Ecco dunque profilarsi l'idea di un Franti come motivo metafisico nella sociologia
fasulla del Cuore.
Il riso di Franti è qualcosa che distrugge, ed è considerato malvagità solo perché
Enrico identifica il Bene all'ordine esistente e in cui si ingrassa. Ma se il Bene è solo
ciò che una società riconosce come favorevole, il Male sarà soltanto ciò che si
oppone a quanto una società identifica con il Bene, ed il Riso, lo strumento con cui il
novatore occulto mette in dubbio ciò che una società considera come Bene, apparirà
col volto del Male, mentre in realtà il ridente - o il sogghignante - altro non è che il
maieuta di una diversa società possibile.
Per cui bene aveva fatto Baudelaire a identificare il Riso con il Diabolico ed a vedervi
il principio del Male.
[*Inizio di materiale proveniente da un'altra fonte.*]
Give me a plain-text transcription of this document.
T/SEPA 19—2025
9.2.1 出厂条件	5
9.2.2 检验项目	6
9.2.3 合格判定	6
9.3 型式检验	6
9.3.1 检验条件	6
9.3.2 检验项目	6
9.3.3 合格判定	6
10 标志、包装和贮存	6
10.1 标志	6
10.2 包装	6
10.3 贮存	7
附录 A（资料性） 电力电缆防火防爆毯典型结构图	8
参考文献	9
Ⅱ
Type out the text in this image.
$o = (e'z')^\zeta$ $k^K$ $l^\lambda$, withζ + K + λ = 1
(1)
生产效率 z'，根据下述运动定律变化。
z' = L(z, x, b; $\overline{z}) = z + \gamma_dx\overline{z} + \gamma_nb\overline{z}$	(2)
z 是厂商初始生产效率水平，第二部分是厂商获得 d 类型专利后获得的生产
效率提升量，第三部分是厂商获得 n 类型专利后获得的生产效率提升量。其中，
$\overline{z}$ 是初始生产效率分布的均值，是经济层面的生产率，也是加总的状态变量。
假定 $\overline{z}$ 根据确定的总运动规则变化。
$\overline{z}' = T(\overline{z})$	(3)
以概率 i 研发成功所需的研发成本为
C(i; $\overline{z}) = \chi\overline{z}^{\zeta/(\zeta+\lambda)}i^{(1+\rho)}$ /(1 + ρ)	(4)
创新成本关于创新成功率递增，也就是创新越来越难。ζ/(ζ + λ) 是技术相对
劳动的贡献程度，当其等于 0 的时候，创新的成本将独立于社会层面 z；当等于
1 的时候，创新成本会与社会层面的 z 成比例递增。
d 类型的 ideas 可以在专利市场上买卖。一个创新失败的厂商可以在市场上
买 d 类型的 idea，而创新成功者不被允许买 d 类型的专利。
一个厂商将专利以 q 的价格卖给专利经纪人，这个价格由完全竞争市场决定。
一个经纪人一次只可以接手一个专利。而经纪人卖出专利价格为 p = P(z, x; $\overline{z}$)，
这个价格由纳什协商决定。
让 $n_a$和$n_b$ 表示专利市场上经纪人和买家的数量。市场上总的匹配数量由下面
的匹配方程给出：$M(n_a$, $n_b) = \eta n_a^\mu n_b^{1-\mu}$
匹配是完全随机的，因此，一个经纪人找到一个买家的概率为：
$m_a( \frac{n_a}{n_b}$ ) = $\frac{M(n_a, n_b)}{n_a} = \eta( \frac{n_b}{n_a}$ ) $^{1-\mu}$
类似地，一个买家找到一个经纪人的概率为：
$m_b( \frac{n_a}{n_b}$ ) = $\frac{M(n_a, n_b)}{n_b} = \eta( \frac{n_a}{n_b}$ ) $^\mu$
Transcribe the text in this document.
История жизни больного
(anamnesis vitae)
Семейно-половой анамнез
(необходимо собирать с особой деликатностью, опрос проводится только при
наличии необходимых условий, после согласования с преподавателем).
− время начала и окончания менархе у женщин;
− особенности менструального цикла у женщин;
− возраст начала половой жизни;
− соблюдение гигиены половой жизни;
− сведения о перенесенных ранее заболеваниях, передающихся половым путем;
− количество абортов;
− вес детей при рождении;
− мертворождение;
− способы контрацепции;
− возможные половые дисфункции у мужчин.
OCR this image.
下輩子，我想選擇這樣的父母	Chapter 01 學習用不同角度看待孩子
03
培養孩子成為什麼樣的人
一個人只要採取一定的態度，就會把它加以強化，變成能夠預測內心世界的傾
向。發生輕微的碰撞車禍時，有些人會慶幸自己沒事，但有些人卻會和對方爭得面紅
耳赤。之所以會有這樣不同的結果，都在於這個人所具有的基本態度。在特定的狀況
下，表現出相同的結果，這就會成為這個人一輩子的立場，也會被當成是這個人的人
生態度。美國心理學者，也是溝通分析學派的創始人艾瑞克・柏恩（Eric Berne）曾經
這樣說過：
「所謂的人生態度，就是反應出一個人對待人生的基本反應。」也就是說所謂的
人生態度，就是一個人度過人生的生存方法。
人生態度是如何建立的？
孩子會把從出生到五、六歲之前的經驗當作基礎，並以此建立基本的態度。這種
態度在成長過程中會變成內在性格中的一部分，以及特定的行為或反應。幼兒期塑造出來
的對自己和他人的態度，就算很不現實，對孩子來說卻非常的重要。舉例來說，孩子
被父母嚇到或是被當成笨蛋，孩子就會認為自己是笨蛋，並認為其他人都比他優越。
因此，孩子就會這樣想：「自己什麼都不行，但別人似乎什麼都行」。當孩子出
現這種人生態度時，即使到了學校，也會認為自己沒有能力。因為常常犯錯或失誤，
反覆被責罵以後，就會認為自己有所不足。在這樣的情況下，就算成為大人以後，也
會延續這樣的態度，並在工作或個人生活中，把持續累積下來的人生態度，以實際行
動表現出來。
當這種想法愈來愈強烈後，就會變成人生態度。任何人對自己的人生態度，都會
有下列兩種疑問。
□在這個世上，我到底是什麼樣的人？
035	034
Agli occhi di Colui che tutto sa, il riso non esiste, e scompare
dal punto di vista della scienza e delle potenze assolute: è chiaro: dal momento che di
un ordine esistente si ha certezza e corresponsabilità, dal momento che vi si assente
dogmaticamente o vi si aderisce consustanzialmente, quest'ordine non può essere
messo in dubbio, e il primo modo per credervi è di non riderne.
Il riso, dice Baudelaire, è proprio dei pazzi: di coloro che non si integrano all'ordine,
dunque. Per colpa loro, nel caso dei pazzi; ma nel caso sia colpa dell'Ordine? Chi sarà
allora il Ridente? Colui che ha avuto coscienza della caduta, e quindi della
provvisorietà dell'ordine dato. Il cattivo dunque, colui che ha colpevolmente
mangiato all'albero del bene e del male? Ma questa è l'interpretazione del Ridente
data da chi non ride, e accetta l'Ordine. Per lo scolastico messo alla berlina da
Panurge, nel dialogo con Thaumaste fatto a gesti e a sberleffi, il gioco di Panurge è
un attentato diabolico. Per noi, nati da Rabelais, il gioco di Panurge è allegra profezia
di una nuova dialogica, e comunque messa a punto della vecchia, resa dei conti.
Chi ride è malvagio solo per chi crede in ciò di cui si ride.